At the Effective Time, (a) each share of Tensilica preferred stock issued and
outstanding immediately prior to the Effective Time (excluding shares of
preferred stock converted into shares of common stock prior to the Effective
Time) will be converted into the right to receive an amount of cash equal to the
applicable liquidation preference of such share as set forth in Tensilica's
certificate of incorporation, (b) each share of Tensilica common stock issued
and outstanding immediately prior to the Effective Time will be converted into
the right to receive an amount of cash equal to the Merger Consideration
remaining after payment of all liquidation preferences payable on account of
shares of preferred stock divided by the fully-diluted number of shares of
Tensilica common stock, as calculated pursuant to the Merger Agreement (the
"Common Per Share Amount"), (c) each vested option to purchase Tensilica common
stock outstanding immediately prior to the Effective Time will be converted into
the right to receive an amount of cash equal to the Common Per Share Amount
minus the applicable exercise price, (d) each unvested option to purchase
Tensilica common stock outstanding immediately prior to the Effective Time and
held by an employee of Tensilica continuing employment with Cadence immediately
after the Effective Time will be assumed by Cadence and adjusted to become
exercisable for shares of Cadence common stock after the Effective Time,
(e) each other unvested option to purchase Tensilica common stock outstanding
immediately prior to the Effective Time will be cancelled and terminated, and
(f) each outstanding warrant of Tensilica will be cancelled and terminated.
Twelve and one-half percent of the Merger Consideration will be deposited in an
escrow account for a period of 18 months after the Effective Time, as security
for indemnification claims Cadence or its affiliates may have under the Merger
Agreement.
The closing of the Merger is subject to various conditions, including regulatory approvals and other customary closing conditions.
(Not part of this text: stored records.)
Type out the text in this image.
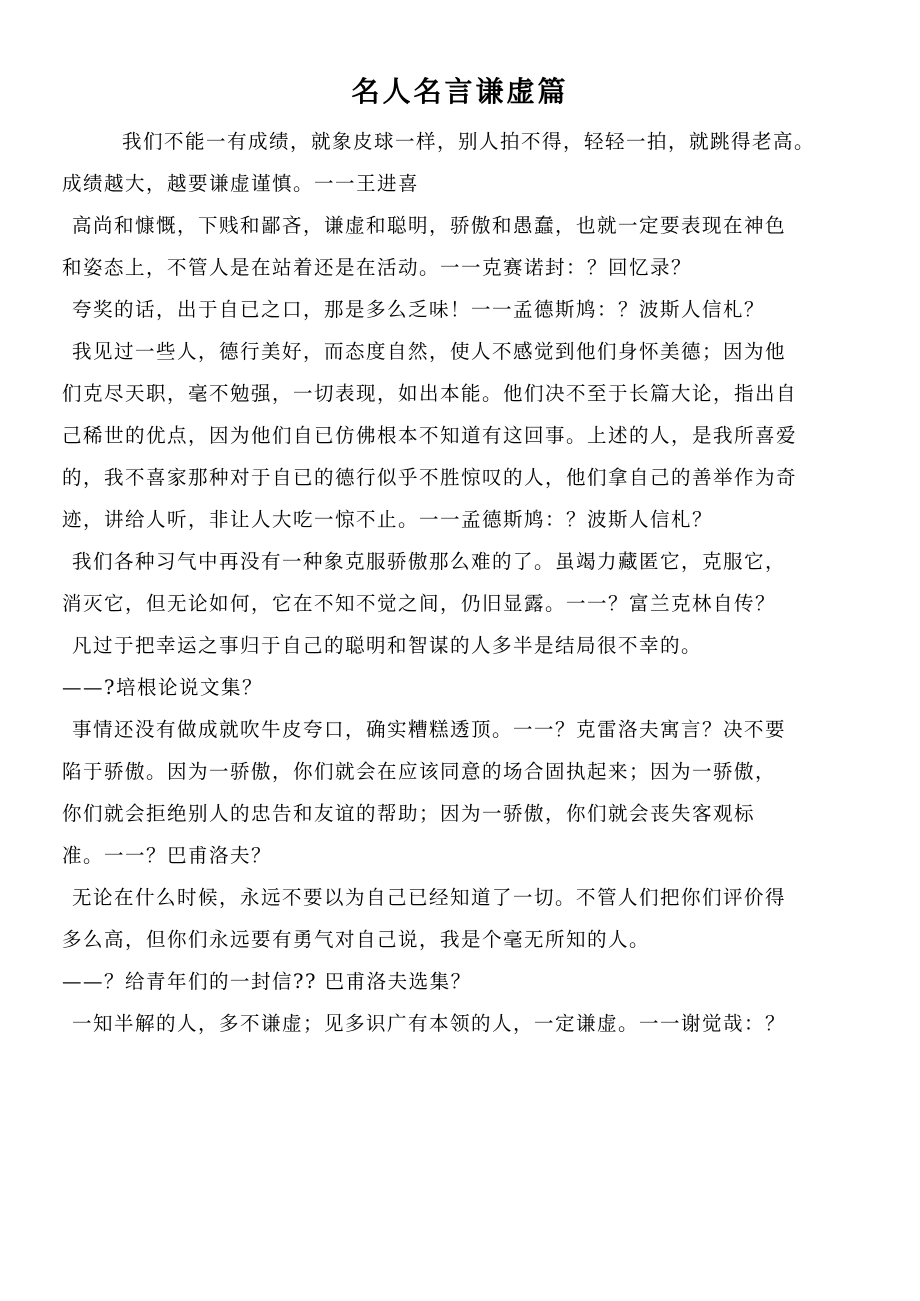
名人名言谦虚篇
我们不能一有成绩，就象皮球一样，别人拍不得，轻轻一拍，就跳得老高。
成绩越大，越要谦虚谨慎。一一王进喜
高尚和慷慨，下贱和鄙吝，谦虚和聪明，骄傲和愚蠢，也就一定要表现在神色
和姿态上，不管人是在站着还是在活动。一一克赛诺封：？回忆录？
夸奖的话，出于自已之口，那是多么乏味！一一孟德斯鸠：？波斯人信札？
我见过一些人，德行美好，而态度自然，使人不感觉到他们身怀美德；因为他
们克尽天职，毫不勉强，一切表现，如出本能。他们决不至于长篇大论，指出自
己稀世的优点，因为他们自已仿佛根本不知道有这回事。上述的人，是我所喜爱
的，我不喜家那种对于自已的德行似乎不胜惊叹的人，他们拿自己的善举作为奇
迹，讲给人听，非让人大吃一惊不止。一一孟德斯鸠：？波斯人信札？
我们各种习气中再没有一种象克服骄傲那么难的了。虽竭力藏匿它，克服它，
消灭它，但无论如何，它在不知不觉之间，仍旧显露。一一？富兰克林自传？
凡过于把幸运之事归于自己的聪明和智谋的人多半是结局很不幸的。
——?培根论说文集？
事情还没有做成就吹牛皮夸口，确实糟糕透顶。一一？克雷洛夫寓言？决不要
陷于骄傲。因为一骄傲，你们就会在应该同意的场合固执起来；因为一骄傲，
你们就会拒绝别人的忠告和友谊的帮助；因为一骄傲，你们就会丧失客观标
准。一一？巴甫洛夫？
无论在什么时候，永远不要以为自己已经知道了一切。不管人们把你们评价得
多么高，但你们永远要有勇气对自己说，我是个毫无所知的人。
——？给青年们的一封信?? 巴甫洛夫选集？
一知半解的人，多不谦虚；见多识广有本领的人，一定谦虚。一一谢觉哉：？
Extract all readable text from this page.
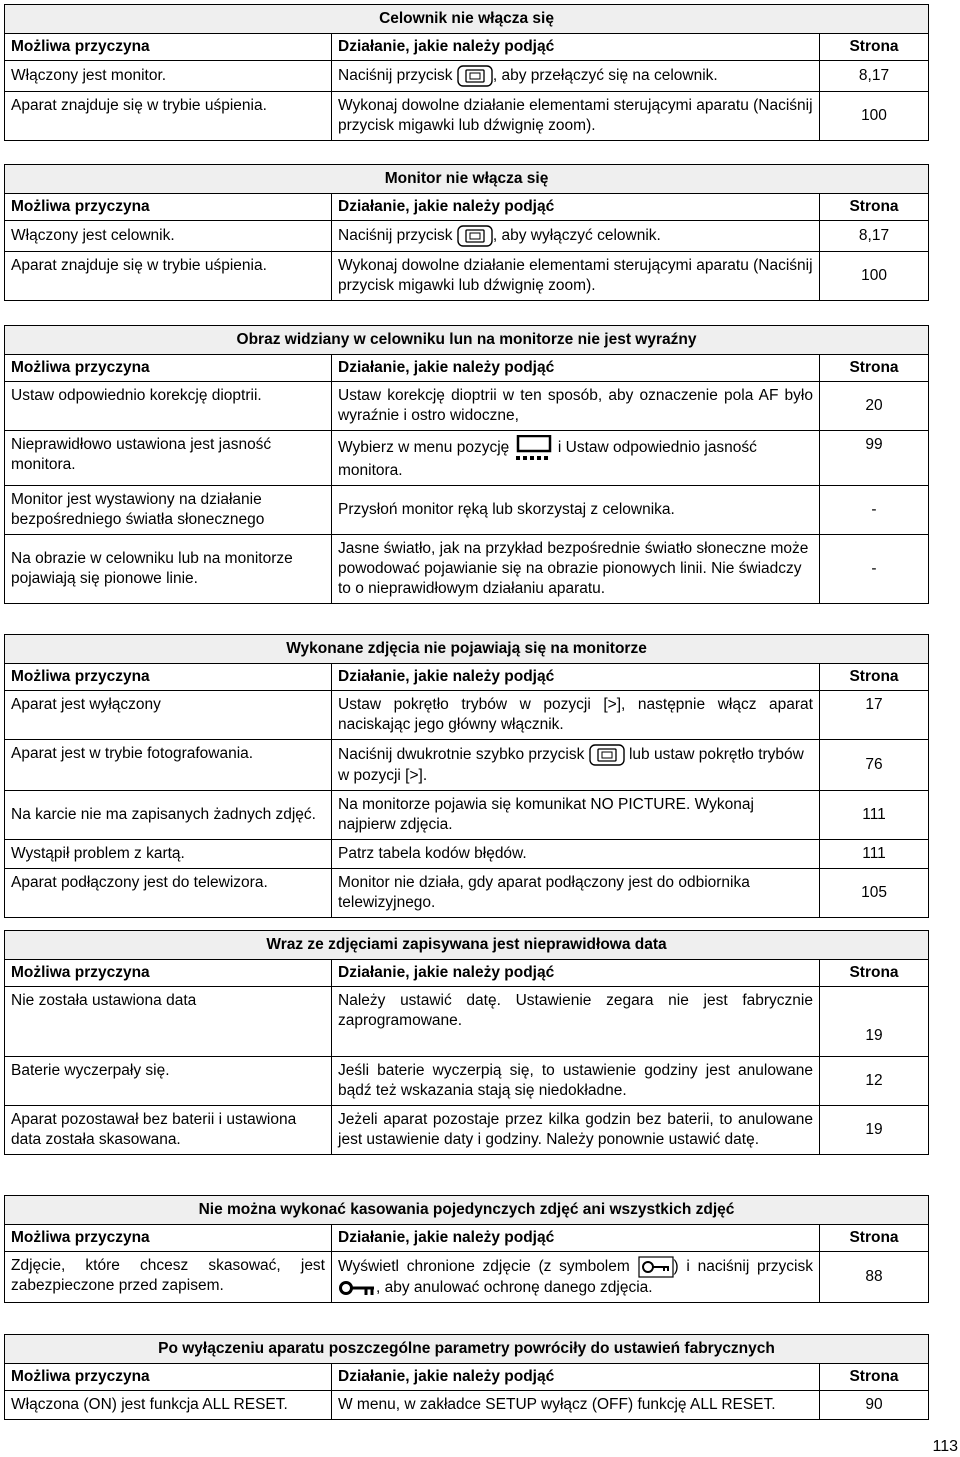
Celownik nie włącza się		
Możliwa przyczyna	Działanie, jakie należy podjąć	Strona
Włączony jest monitor.	Naciśnij przycisk , aby przełączyć się na celownik.	8,17
Aparat znajduje się w trybie uśpienia.	Wykonaj dowolne działanie elementami sterującymi aparatu (Naciśnij przycisk migawki lub dźwignię zoom).	100
Monitor nie włącza się		
Możliwa przyczyna	Działanie, jakie należy podjąć	Strona
Włączony jest celownik.	Naciśnij przycisk , aby wyłączyć celownik.	8,17
Aparat znajduje się w trybie uśpienia.	Wykonaj dowolne działanie elementami sterującymi aparatu (Naciśnij przycisk migawki lub dźwignię zoom).	100
Obraz widziany w celowniku lun na monitorze nie jest wyraźny		
Możliwa przyczyna	Działanie, jakie należy podjąć	Strona
Ustaw odpowiednio korekcję dioptrii.	Ustaw korekcję dioptrii w ten sposób, aby oznaczenie pola AF było wyraźnie i ostro widoczne,	20
Nieprawidłowo ustawiona jest jasność monitora.	Wybierz w menu pozycję i Ustaw odpowiednio jasność monitora.	99
Monitor jest wystawiony na działanie bezpośredniego światła słonecznego	Przysłoń monitor ręką lub skorzystaj z celownika.	-
Na obrazie w celowniku lub na monitorze pojawiają się pionowe linie.	Jasne światło, jak na przykład bezpośrednie światło słoneczne może powodować pojawianie się na obrazie pionowych linii. Nie świadczy to o nieprawidłowym działaniu aparatu.	-
Wykonane zdjęcia nie pojawiają się na monitorze		
Możliwa przyczyna	Działanie, jakie należy podjąć	Strona
Aparat jest wyłączony	Ustaw pokrętło trybów w pozycji [>], następnie włącz aparat naciskając jego główny włącznik.	17
Aparat jest w trybie fotografowania.	Naciśnij dwukrotnie szybko przycisk  lub ustaw pokrętło trybów w pozycji [>].	76
Na karcie nie ma zapisanych żadnych zdjęć.	Na monitorze pojawia się komunikat NO PICTURE. Wykonaj najpierw zdjęcia.	111
Wystąpił problem z kartą.	Patrz tabela kodów błędów.	111
Aparat podłączony jest do telewizora.	Monitor nie działa, gdy aparat podłączony jest do odbiornika telewizyjnego.	105
Wraz ze zdjęciami zapisywana jest nieprawidłowa data		
Możliwa przyczyna	Działanie, jakie należy podjąć	Strona
Nie została ustawiona data	Należy ustawić datę. Ustawienie zegara nie jest fabrycznie zaprogramowane.	19
Baterie wyczerpały się.	Jeśli baterie wyczerpią się, to ustawienie godziny jest anulowane bądź też wskazania stają się niedokładne.	12
Aparat pozostawał bez baterii i ustawiona data została skasowana.	Jeżeli aparat pozostaje przez kilka godzin bez baterii, to anulowane jest ustawienie daty i godziny. Należy ponownie ustawić datę.	19
Nie można wykonać kasowania pojedynczych zdjęć ani wszystkich zdjęć		
Możliwa przyczyna	Działanie, jakie należy podjąć	Strona
Zdjęcie, które chcesz skasować, jest zabezpieczone przed zapisem.	Wyświetl chronione zdjęcie (z symbolem ) i naciśnij przycisk , aby anulować ochronę danego zdjęcia.	88
Po wyłączeniu aparatu poszczególne parametry powróciły do ustawień fabrycznych		
Możliwa przyczyna	Działanie, jakie należy podjąć	Strona
Włączona (ON) jest funkcja ALL RESET.	W menu, w zakładce SETUP wyłącz (OFF) funkcję ALL RESET.	90
113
The Merger Agreement may be terminated by either Cadence or Tensilica upon the occurrence of certain events, including if the Merger has not closed by July 11, 2013, which may automatically be extended to September 11, 2013 if certain conditions are satisfied, or by written consent of both Cadence and Tensilica.
The foregoing summary of the Merger Agreement does not purport to be complete and is qualified in its entirety by reference to the text of the Merger Agreement, which Cadence intends to file as an exhibit to a periodic report filed under the Securities Exchange Act of 1934, as amended.
(d) Exhibits.
Exhibit No. Description
99.01 Cadence Design Systems, Inc. Press Release dated March 11, 2013.